What is Your Biggest Pet Peeve

by Attila on October 14, 2005

regarding abuse of the English language?

I know some of you are engineers, and unlikely to be upset about overuse of “hopefully.” But certainly you’ve come across some copy that refers to statistical changes in populations, and makes little/no sense. (“Incidence of blankety-blank dropped by 150% over two years.” “Rates increased by two-thirds, to 120 over the previous 100.”)

{ 7 comments }

buzz harsher October 14, 2005 at 11:48 am

“The death toll is expected to rise.”

As opposed to?

Byron October 14, 2005 at 12:12 pm

How about describing something as “10 times smaller” when they mean to say “one-tenth as large”? Argggggggggh!

Stephen Macklin October 14, 2005 at 3:59 pm

Totally Destroyed.

It’s either destroyed or damaged.

k October 14, 2005 at 4:13 pm

–“Percent” when one means “percentage points” – eg., “unemployment has increased two percent from 5% to 7%.”

–“In terms of…”

Although I have no business criticizing, really, since I love to amuse myself abusing the English language.
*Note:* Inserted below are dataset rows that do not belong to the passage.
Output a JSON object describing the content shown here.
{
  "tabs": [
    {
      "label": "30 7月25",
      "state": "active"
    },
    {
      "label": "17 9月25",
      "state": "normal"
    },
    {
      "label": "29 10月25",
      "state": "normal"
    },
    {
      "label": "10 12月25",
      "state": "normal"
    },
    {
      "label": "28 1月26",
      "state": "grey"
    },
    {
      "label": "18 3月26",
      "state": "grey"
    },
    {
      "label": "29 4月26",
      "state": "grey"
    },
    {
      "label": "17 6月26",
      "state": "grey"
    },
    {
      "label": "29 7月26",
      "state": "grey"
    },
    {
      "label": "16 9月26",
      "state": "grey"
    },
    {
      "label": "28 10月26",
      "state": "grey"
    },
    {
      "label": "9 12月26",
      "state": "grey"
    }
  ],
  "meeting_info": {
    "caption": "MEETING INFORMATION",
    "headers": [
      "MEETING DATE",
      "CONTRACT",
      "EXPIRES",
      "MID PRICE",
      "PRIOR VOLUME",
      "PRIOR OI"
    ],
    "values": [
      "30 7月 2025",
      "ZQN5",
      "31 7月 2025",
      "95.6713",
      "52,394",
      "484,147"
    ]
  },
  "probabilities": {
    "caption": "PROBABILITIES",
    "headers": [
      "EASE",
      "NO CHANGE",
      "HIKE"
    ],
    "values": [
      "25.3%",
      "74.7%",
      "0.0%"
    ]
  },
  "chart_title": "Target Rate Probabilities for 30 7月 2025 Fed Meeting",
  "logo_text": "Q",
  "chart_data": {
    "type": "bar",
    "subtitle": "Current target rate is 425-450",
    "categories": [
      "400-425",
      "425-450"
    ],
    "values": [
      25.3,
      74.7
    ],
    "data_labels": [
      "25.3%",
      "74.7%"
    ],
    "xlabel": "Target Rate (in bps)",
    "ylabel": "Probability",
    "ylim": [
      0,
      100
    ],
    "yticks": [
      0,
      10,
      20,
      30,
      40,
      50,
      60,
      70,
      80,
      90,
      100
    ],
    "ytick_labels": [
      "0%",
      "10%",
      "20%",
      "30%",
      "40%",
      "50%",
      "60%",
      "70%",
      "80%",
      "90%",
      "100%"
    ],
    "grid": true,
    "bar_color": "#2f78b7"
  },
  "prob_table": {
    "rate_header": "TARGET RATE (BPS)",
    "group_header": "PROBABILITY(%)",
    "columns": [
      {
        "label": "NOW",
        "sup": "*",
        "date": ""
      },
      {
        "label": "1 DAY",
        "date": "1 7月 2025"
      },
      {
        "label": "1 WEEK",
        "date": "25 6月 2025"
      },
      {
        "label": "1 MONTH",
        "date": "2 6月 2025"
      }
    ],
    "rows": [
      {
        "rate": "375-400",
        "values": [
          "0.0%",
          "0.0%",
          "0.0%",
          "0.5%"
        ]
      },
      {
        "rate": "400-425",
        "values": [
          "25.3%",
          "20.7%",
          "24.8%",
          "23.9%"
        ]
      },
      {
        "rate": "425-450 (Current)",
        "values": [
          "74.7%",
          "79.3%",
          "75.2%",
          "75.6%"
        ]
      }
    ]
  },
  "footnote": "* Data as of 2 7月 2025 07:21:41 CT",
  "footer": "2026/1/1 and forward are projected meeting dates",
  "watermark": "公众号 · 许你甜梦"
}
Dangling my participles about, left and right. And such like that.

Watcher October 14, 2005 at 6:59 pm

“Let me axe you a question.”

Attila Girl October 14, 2005 at 10:39 pm

Well, now, I know “axe” doesn’t connote a high level of education. OTOH, I grew up saying “warsh” for “wash” because my family is from the Lower Midwest, and I was 17 or so when someone pointed out to me that there is no r in that word.

So I try to be humane about regionalisms (including “nucular,” which was apparently okay when Jimmy Carter was saying it, and then wasn’t a few decades later).

Seth Williams October 19, 2005 at 3:35 am

I teach ESL, so I hear painful abuse of the English language all the time. However, the one that really makes my teeth itch is:

“I ever (did something)”

They mean they “often did it”, and it’s traceable back to a bad translation in a popular Thai-English dictonary.